You also have the optional choice to redesign your database based on the feedback you have received from the instructor and the TAs and your experience developing the TBP App so far. If you do choose to redesign your database in a significant way, please, include your new ER diagram, named TBP_ERD_v2.??? with your submission. Note that adding or deleting several attributes or adding a few new relationships is not a significant redesign. If you do choose these option, please, make sure that the relations in your database correspond (i.e. have the same names) to the entity sets and relationships in your ER diagram.
Develop a larger amount of data for your database and load it into your relations using the SQL load command. The data you generate and load should be on the order of:
To create more data for your relations, you can write a program in any programming language you like. The program should create large files consisting of records in an ASCII text-only format acceptable to the MySQL bulk loader. Then you should load the data into your TBP relations. If you are using real data, your program will need to transform the data into files of records conforming to your TBP schema. Otherwise you will write a program to fabricate data: your program will generate either random or nonrandom (e.g., sequential) records conforming to your schema. Note that it is acceptable for your data values to be meaningless (i.e. random sequence of characters instead of actual names).
If the semantics of your schema includes relations that are expected to be relatively small (e.g., states in the US), it is fine to use some small relations, but please ensure that you have relations of the sizes prescribed above as well. When writing a program to fabricate data, there are two important points to keep in mind:
You will need to submit your new create_db_large.sql and populate_db_large.sql scripts along with all data files referenced in your populate_db_large.sql script.

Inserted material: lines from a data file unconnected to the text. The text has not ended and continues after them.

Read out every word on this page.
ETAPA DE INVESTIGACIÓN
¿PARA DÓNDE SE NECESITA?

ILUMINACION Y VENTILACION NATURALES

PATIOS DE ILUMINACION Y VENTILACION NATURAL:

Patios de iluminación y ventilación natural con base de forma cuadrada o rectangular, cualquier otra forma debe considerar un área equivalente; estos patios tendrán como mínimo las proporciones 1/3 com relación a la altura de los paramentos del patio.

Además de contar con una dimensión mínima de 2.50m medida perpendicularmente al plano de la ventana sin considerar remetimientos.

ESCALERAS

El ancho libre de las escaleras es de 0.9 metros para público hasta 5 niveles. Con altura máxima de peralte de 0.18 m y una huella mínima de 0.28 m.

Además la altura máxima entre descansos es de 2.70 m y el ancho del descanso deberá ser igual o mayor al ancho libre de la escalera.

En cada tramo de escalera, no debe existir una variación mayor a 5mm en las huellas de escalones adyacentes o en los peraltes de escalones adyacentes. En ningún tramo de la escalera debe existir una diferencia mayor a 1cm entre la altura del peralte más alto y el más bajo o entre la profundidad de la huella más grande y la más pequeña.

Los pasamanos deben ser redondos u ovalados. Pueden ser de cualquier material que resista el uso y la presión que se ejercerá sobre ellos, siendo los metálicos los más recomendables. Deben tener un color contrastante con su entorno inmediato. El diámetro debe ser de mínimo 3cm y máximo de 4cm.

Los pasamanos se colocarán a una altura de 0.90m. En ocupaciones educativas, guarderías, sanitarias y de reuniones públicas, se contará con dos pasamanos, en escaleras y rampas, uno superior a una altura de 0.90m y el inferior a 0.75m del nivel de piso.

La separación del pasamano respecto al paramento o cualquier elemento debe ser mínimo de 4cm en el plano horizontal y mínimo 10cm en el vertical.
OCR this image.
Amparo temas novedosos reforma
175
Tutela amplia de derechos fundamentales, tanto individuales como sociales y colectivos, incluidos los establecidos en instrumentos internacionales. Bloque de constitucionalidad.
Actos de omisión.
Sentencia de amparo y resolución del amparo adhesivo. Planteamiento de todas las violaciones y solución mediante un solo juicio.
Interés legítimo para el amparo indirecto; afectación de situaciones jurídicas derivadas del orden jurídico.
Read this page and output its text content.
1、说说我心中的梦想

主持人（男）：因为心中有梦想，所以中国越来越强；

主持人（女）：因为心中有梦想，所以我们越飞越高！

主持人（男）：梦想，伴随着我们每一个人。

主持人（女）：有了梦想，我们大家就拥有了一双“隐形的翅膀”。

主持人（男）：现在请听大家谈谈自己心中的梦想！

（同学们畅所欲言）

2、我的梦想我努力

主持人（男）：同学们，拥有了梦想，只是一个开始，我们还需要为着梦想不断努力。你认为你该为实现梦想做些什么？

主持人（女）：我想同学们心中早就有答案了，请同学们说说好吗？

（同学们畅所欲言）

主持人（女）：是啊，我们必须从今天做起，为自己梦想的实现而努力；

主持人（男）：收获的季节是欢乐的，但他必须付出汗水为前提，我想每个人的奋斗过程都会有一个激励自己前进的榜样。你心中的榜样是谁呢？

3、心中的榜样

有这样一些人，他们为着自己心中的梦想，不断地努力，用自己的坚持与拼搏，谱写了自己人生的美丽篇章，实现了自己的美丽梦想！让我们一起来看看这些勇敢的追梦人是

To demonstrate the size of your new relations, please, generate a script file called count.sql that finds the number of tuples in every one of your relations.
Extra credit: Develop a single query that returns the name of every table along with its size. For example, if you had only three tables: Users, Tweets, and Follows and their sizes were 10000, 50000, and 100000, the result of your single query should look like this:
+------------+------------+ | table_name | table_size | +------------+------------+ | Users | 10000 | +------------+------------+ | Tweets | 50000 | +------------+------------+ | Follows | 100000 | +------------+------------+
Develop and test at least ten SQL queries using the JOIN syntax discussed in class. At least five of your queries should involve aggregation. To receive full credit, you should use all JOIN variations discussed in class (ON, USING, NATURAL, OUTER) and aggregation with and without GROUP BY clause. Please, generate a script file called query5.sql with all of your join and aggregation queries. Your queries must not produce empty results and also must complete in a reasonable amount of time (a few minutes). If any of your queries takes a long time to complete, consider modifying it by adding more conditions that limit the size of the intermediate results or final result. For example, if your query finds all pairs of users that follow at least one user in common:
SELECT DISTINCT F_1.username_follower AS user1, F_2.username_follower AS user2 FROM Follows F_1 JOIN Follows F_2 USING (username_leader) WHERE F_1.username_follower <> F_2.username_follower;and it takes 30 minutes or more to produces millions of results, consider adding some conditions that limit the users from F_1 and F_2. For example, you can only consider usernames starting with the letters "a" and "b":
SELECT DISTINCT F_1.username_follower AS user1, F_2.username_follower AS user2 FROM Follows F_1 JOIN Follows F_2 ON (F_1.username_leader = F_2.username_leader AND F_1.username_follower LIKE "a%" AND F_2.username_follower LIKE "b%") WHERE F_1.username_follower <> F_2.username_follower;
Note that you do need to submit the scripts that populates your large database as well as the corresponding data files
You will submit your homework using the hwsubmit command. Please, create a new directory called hw5_<your_username>, e.g. hw5_evtimov, and move there all of the relevant scripts and all data files. For this assignment, there should be the four scripts: create_db_large.sql, populate_db_large.sql, count.sql and query5.sql, all the large data files and, if you have chosen to redesign your database, your new ER diagram TBP_ERD_v2.???. Then, you can submit your work by typing (<path_to> is the directory path to your hw5 directory).
hwsubmit cspp53001 <path_to>/hw5_<your_username>
Please make sure that all of the relevant files and no others are in that directory.